After a careful review of all the evidence, we are not prepared to say that our brother erred, and we shall not disturb his conclusion on this point.

On the question of plaintiff’s liability for rent, however, we do not share the' views of the District Judge, except so far as he allowed the $24 admitted to be due for rent for October and *71November, 1905. As already stated, after the appraisers had failed to agree, Crispino wrote to -Bares that, on November 30th, he would vacate the land, but would occupy the building until the termination of the suit.

We fail to find the slightest proof that, after that time, Crispino used the land for truck farming or for any other purpose whatsoever and the only possession he retained was of the house, through the fact of causing an employe to sleep on the premises for purposes of protection.

The anomalous position in which these litigants find themselves is attributable to the peculiar nature of the instrument by which they bound themselves which, in case of disagreement on the part of the appraisers, offered no means of solution except a resort to the Courts for a settlement of their differences. Either the plaintiff must sue to recover the value of his improvements or the defendant must sue to oust him upon offering to purchase the property for such price as he deemed adequate or as might finally be decreed judicially.

It was the privilege -of either to take initiative, but it was not the duty of the one more than the other to do so; they stood upon the same footing.

Under the agreement, the house belonged to plaintiff until the defendant purchased it and he could not remove it; he, therefore, had the right to occupy it as owner in order to secure its safety. The fact that the house stood on defendant’s land is immaterial, it was placed there with defendant’s consent to remain the property of plaintiff until purchased from him.

In no sense can this house owned by one person and built -on the land of another, be deemed inseparable from the land, from the standpoint of either fact or law.

Neither law nor equity can sanction the view that, under the circumstances, the plaintiff’s possession of the house must make him liable for the rent of a whole tract of land which, he notified the defendant he would not and the evidence shows he did not use.

The plaintiff was not dilatory in the assertion of his rights and cannot be made the victim of a long-drawn out litigation.
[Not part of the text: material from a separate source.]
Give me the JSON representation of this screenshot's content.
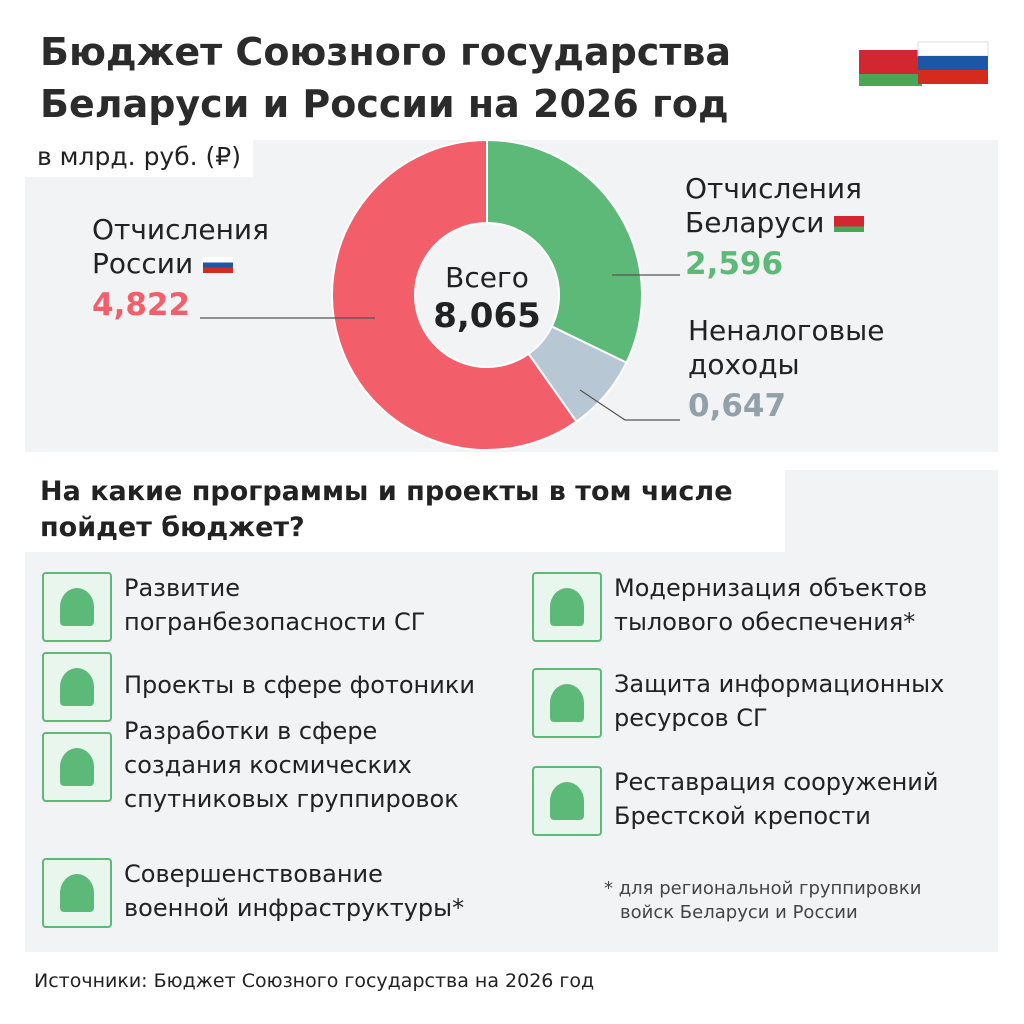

The demand for rent accruing after November 30th, 1905 must be rejected. In the matter of costs we shall be governed *72by the decree in 113 La. 870. The judgment is amended so as to read as follows:

Feb. 10, 1908. Rehearing refused, Feb. 24, 1908. Writ denied by Supreme Court, March 30, 1908.

It is ordered, adjudged and decreed that the value of the house and appurtenances erected by plaintiff on defendant’s land and herein in controversy be and is hereby fixed at the sum of Two Hundred and Sixty-Four Dollars ($264), for which amount plaintiff is awarded judgment against defendant, payable and exigible upon plaintiff’s surrendering possession of said house and appurtenances to the defendant.

It is further ordered, adjudged and decreed that defendant, Francois Bares have judgment in reconvention against Salvador Di Crispino, plaintiff, for Twenty-Four Dollars ($24), with legal interest thereon from judicial demand until paid, and that in all other respects said reconventional demand 'be rejected.

It is further ordered, adjudged and decreed that the defendant pay the costs of'the District Court on the main demand and costs of appeal, and the plaintiff pay costs of reconventioned demand in the District Court.